BtNEB17 was grown in King’s medium B as previously described (Gray et al., 2006). Cells for the initial broth inoculum were taken from plated material and cultivated in 250 mL flasks with 50 mL medium. For 48 h, the bacterium was cultivated at 28 ± 2 °C on an orbital shaker rotating at 150 rev min ^-1. For the initial culture, 5 mL of subculture was inoculated into 2000 mL of broth, and the culture was grown under the same conditions. Bacterial populations were assessed by an Ultrospec 4050 Pro UV/Visible Spectrophotometer at 600 nm 96 h after initiation. A cell-free supernatant (CFS) containing BtNEB17 was obtained through centrifuging the bacterial culture at 13,000 g for 10 min, followed by analytical-HPLC identification. For partial purification, 800 mL of butanol was added to 2000 mL of bacterial culture for 12 h then the collected upper layer was extracted under vacuum in rotary evaporator. The viscose extract was collected with 12 mL of 30% Acetonitrile and centrifuged at 13,000 g for 13 min, and the supernatant was collected for chromatography (Gray et al., 2006). Th17 was selected based on peaks and retention times. After being lyophilized, the samples were kept at 20 °C for dilution to the required concentrations. For all experiments, 10^-7 (Thu1), 10^-9 (Thu2) and 10^-11 (Thu3) M of Th17 were prepared based on the molecular weight of Th17.

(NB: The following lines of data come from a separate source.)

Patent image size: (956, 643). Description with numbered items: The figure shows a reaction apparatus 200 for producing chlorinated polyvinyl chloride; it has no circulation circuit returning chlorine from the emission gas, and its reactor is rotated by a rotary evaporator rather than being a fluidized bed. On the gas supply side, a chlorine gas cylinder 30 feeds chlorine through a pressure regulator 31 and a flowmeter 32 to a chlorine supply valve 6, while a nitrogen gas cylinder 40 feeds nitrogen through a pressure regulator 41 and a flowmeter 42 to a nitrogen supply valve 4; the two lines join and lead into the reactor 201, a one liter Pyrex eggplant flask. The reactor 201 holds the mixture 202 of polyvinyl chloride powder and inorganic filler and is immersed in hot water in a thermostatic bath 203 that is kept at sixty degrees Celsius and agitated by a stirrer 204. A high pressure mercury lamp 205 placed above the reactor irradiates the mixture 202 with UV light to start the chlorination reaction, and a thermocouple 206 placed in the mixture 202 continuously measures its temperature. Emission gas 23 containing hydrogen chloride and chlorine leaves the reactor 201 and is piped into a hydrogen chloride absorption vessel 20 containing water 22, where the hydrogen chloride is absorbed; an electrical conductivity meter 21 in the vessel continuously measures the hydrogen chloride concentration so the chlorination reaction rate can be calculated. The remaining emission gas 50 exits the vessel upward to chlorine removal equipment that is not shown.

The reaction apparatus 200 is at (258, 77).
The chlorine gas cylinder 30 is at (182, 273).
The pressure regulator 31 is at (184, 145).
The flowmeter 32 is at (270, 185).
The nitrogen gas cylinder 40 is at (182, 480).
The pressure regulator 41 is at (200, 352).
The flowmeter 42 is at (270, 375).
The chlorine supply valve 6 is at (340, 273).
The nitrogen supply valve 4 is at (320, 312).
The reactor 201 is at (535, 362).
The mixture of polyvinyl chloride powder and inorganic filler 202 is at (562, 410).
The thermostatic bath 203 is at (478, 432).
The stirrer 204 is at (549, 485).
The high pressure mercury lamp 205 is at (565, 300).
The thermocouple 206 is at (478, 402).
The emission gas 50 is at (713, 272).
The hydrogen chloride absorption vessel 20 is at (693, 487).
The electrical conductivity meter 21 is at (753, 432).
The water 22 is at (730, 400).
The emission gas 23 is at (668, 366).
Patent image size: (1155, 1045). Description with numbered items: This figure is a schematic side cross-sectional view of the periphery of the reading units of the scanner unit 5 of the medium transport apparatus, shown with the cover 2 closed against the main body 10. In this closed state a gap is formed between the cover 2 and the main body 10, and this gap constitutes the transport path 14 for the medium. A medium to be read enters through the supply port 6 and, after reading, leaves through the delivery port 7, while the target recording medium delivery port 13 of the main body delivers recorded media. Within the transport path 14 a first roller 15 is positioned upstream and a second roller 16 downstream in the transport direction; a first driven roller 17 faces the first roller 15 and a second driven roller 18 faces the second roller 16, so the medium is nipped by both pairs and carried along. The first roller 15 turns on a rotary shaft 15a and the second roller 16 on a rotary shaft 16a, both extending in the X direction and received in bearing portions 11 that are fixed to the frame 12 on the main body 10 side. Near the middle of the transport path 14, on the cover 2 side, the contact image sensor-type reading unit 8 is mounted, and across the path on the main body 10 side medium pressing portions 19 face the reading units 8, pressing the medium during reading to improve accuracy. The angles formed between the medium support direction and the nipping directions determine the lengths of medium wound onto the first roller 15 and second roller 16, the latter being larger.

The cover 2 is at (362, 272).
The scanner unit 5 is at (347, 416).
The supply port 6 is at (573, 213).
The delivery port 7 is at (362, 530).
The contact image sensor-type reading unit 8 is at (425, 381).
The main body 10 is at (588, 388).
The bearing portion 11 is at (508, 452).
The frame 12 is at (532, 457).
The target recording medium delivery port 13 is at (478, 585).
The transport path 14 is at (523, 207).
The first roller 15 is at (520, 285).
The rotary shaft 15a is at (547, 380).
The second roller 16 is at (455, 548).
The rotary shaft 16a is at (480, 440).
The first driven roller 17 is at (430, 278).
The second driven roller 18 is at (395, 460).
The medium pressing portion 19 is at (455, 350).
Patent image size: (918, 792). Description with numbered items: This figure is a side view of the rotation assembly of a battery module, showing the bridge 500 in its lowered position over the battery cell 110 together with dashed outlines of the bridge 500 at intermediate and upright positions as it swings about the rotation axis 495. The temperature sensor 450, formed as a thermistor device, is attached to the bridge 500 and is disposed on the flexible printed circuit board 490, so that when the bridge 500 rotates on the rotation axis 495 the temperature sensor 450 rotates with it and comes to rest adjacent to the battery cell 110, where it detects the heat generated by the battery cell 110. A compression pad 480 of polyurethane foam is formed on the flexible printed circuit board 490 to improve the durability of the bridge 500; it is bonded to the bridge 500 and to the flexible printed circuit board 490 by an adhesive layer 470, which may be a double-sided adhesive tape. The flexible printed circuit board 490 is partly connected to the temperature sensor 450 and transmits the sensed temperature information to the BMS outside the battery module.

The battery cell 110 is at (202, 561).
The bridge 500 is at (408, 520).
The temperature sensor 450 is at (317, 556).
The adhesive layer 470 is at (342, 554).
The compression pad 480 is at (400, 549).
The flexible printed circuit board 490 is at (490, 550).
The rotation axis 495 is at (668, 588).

Canola seeds (cultivar L233P) were disinfected with 20% sodium hypochlorite and rinsed with distilled water before applying treatments. Twenty-five sterilized seeds were placed on petri plates (100 x 15 mm) lined with filter paper (QualitativeP8). The plates were randomly treated with 10 mL of Thu1, Thu2, Thu3 solution and distilled water. Petri dishes were then sealed with parafilm to prevent water loss and arranged in a completely randomized design, with four replications for each treatment, in growth chambers. Growth chambers were set to low (5 °C), optimal (20 °C), high (30 °C) temperatures, 70% humidity, and zero illumination. The total number of germinated seeds were counted at 24 h intervals, for 72 h at optimum and high temperature and 7 days for low temperature. Radical and shoot length were measured for all experiments after 7 days, and seedlings were weighted. Each experiment was repeated twice, and the data was pooled for analysis.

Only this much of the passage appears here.